Plans for five homes in a Herefordshire town have been rejected due to being too near a local wildlife site.
The bid by local firm Villamil Properties was to build the dormer bungalows on a 0.8-hectare (two-acre) field off Fernbank Road to the south of Ross-on-Wye.
Two of the homes would have two bedrooms and a single garage, the remaining three, four bedrooms and double garages. All would have been for sale on the open market.
They would share access onto Fernbank Road with another recent five-home scheme, approved in 2015, where development is described in the current application as “ongoing”.
But lying just within the Wye Valley area of outstanding natural beauty (AONB) and near the Chase and Merivale Wood, a designated local wildlife site (LWS), home to dormice and several bat species, proved the scheme’s undoing.
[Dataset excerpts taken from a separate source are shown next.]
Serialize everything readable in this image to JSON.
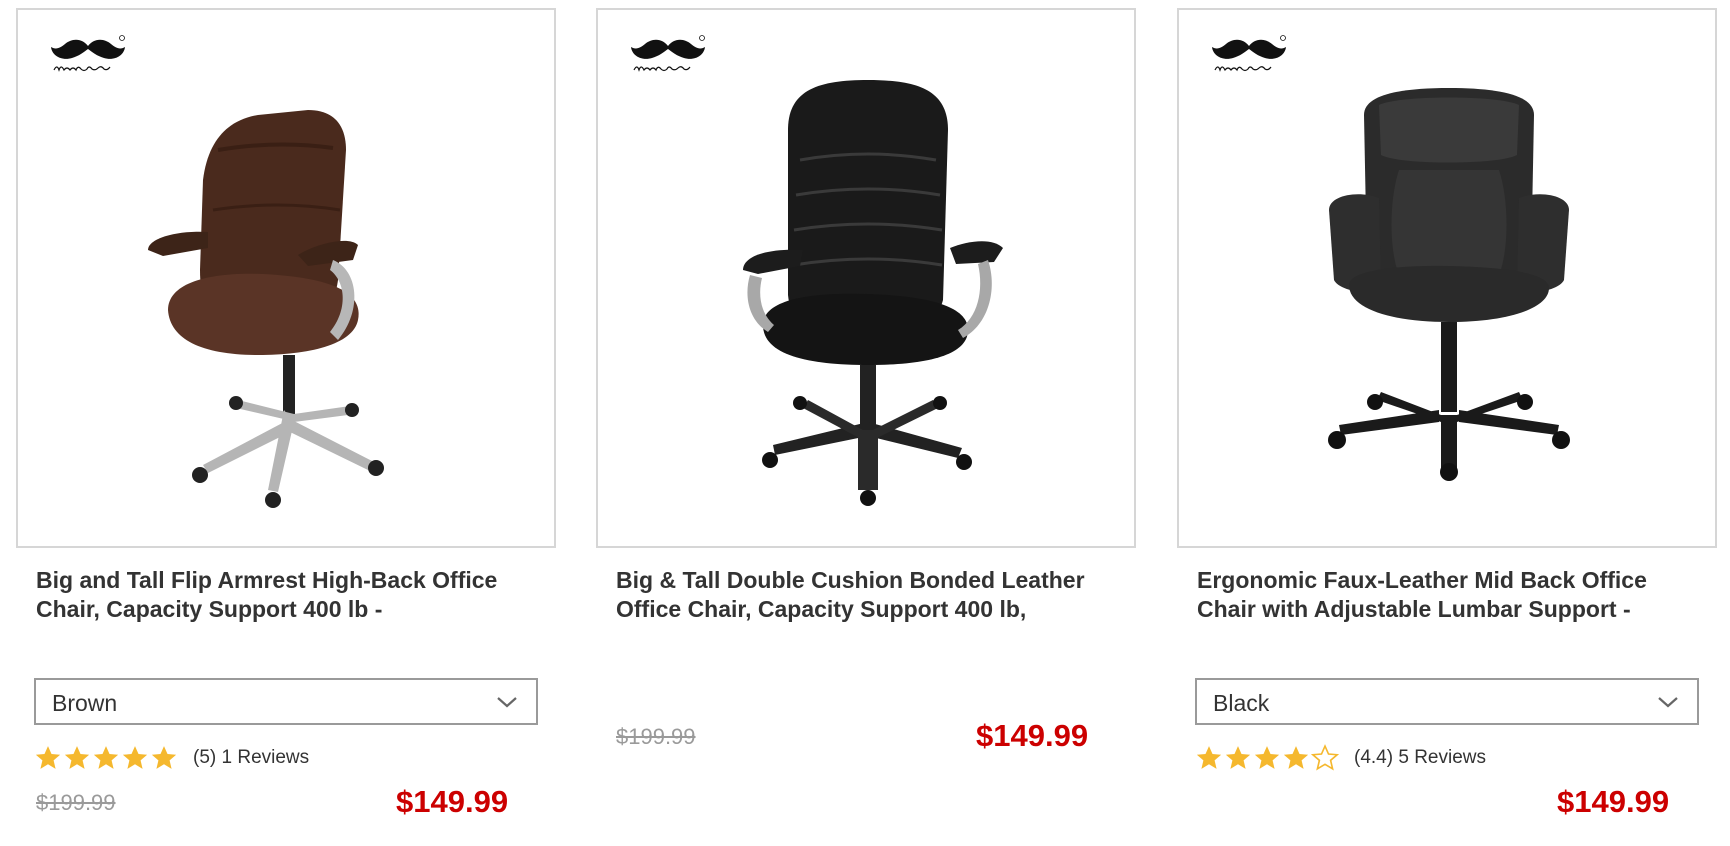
{
  "colors": {
    "price": "#cc0000",
    "old_price": "#9a9a9a",
    "star": "#f5b82e",
    "border": "#d6d6d6"
  },
  "products": [
    {
      "image_icon": "brown-office-chair",
      "title_line1": "Big and Tall Flip Armrest High-Back Office",
      "title_line2": "Chair, Capacity Support 400 lb -",
      "selected_color": "Brown",
      "rating_value": 5,
      "rating_label": "(5) 1 Reviews",
      "old_price": "$199.99",
      "price": "$149.99"
    },
    {
      "image_icon": "black-office-chair",
      "title_line1": "Big & Tall Double Cushion Bonded Leather",
      "title_line2": "Office Chair, Capacity Support 400 lb,",
      "old_price": "$199.99",
      "price": "$149.99"
    },
    {
      "image_icon": "black-mid-back-office-chair",
      "title_line1": "Ergonomic Faux-Leather Mid Back Office",
      "title_line2": "Chair with Adjustable Lumbar Support -",
      "selected_color": "Black",
      "rating_value": 4.4,
      "rating_label": "(4.4) 5 Reviews",
      "price": "$149.99"
    }
  ]
}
The council’s ecology officer said that without a buffer between the homes and the woods, “there is no scientific or legal certainty that the proposed development will not have a detrimental effect on a recognised irreplaceable habitat”.
Its landscape officer meanwhile claimed that “the proposal to squeeze five dwellings into this triangle of land, at a sensitive elevation on the edge of
the town, does not conserve or enhance the natural and scenic beauty of the AONB”.
And its transport officer said the access to and from the site by foot and road did not meet the council’s design standards.
Objections were also raised by Ross-on-Wye Town Council, and by nine residents. Herefordshire Ramblers’ Association also objected to the apparent blocking up of a public footpath.
Citing the landscape, ecology and transport officers’ objections, the council’s development manager Simon Withers refused the bid.